Трудно сказать, насколько искренне сам император стремился к единству двух частей христианского мира. Во всяком случае, тот факт, что папа Мартин IV впоследствии всерьез усомнился в подобной искренности василевса, заставляет задуматься. Сомнения еще более усиливаются, если вдуматься в слова Михаила, переданные Георгием Пахимером. Обращаясь к православ­ным архиереям, в своей основной массе противящимся унии, император пытается убедить их следующими доводами: его заставляет пойти на союз с Римским престолом “желание избежать жестоких войн и сохранить” своих подданных “от пролития крови, а Церковь останется по-прежнему неизменною, несмотря ни на какие случайности. Все дело соединения с Римскою церковию состоит только в трех пунктах: в признании за папою первенства, в апелляции на его имя и в провозглашении его имени при богослужении. Все эти преимущества, если посмотреть внимательно, — только пустые слова. Захочет ли папа ехать сюда, чтобы председательствовать пред другими? Кому из подсудимых вздумается измерить взад и вперед огромное морское пространство, чтобы только получить суд у людей, за которыми признано право первенства? Поминать же папу в первой нашей церкви и во второй вашей — великой, при патриаршем служении, — что можно найти в этом противозаконного? Как благоразумно отцы приспособлялись к обстоятельствам, когда того требовала польза? К этому побуждает и пример Самого Бога, Который сделался человеком и претерпел распятие и смерть. Хотя Богу и неприлично было принимать на Себя тело, однако же Он, по высочайшему Домостроительству, сделался человеком; а чрез то, что, вопреки приличию, стал Он Богом плотоносным, получила спасение вся вселенная. Так чудно Домостроительство! Если и мы, чрез благоразумное приспособление (oikonomikwq), избегнем угрожающей опасности, то это не только не будет поставлено нам в грех, но еще послужит доказательством нашего уменья достигать своих целей” 10.
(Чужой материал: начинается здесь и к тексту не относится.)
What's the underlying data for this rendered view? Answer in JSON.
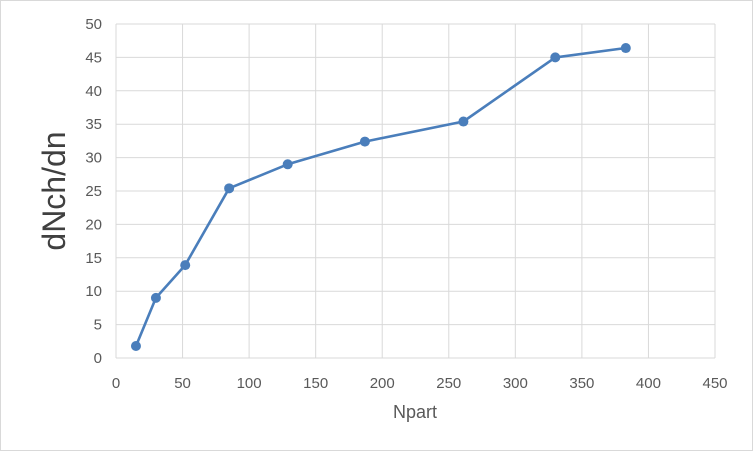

Эта речь императора показывает, что для него уния была делом только земных расчетов и преследовала одни лишь временные государственные интересы. Политик до мозга костей (“цель оправдывает средства”), Михаил и Церковь рассматривал только в перспективе данных интересов. Примечательно в этом плане использование им в своей речи богословской аргументации, суть которой сводится к смешению “Домостроительства спасения” и “политического домостроительства” 11, хотя не менее при­ме­чательно и то, что свое “политическое домостроительство” василевс вольно или невольно ориентировал на “Домострои­тель­ство спасения”. Данное обстоятельство служит одним из многих доказательств того, что “политическое самосознание” Византии было настолько проникнуто церковным духом, что даже попытки нарушить и исказить “симфонию” Церкви и государства определялись самой идеей этой “симфонии”. В своей униональной политике Михаил опирался на некоторое число своих подданных — как мирян (преимущественно чиновников различного ранга), так и клириков и иерархов; одни из них поддерживали императора из чисто конъюнктурных соображений, другие — вследствие искреннего убеждения (или заблуждения) 12. Однако таковых было незначительное меньшинство, которое, правда, внесло немалую смуту в византийскую Церковь. По словам Георгия Пахимера, “с того времени (то есть с Лионской унии — А. С.) церковные дела пришли в совершенное расстройство; люди начали чуждаться друг друга и между тем как один желал общения в Божественных собраниях, другие говорили: «ни прикасайся, ниже осяжи», и отчуждение простирали до того, что не хотели ни из одной посуды пить, ни вместе разговаривать. Разделение увеличивалось с каждым днем, и с кем кто сходился вчера, от того отворачивался сегодня” 13.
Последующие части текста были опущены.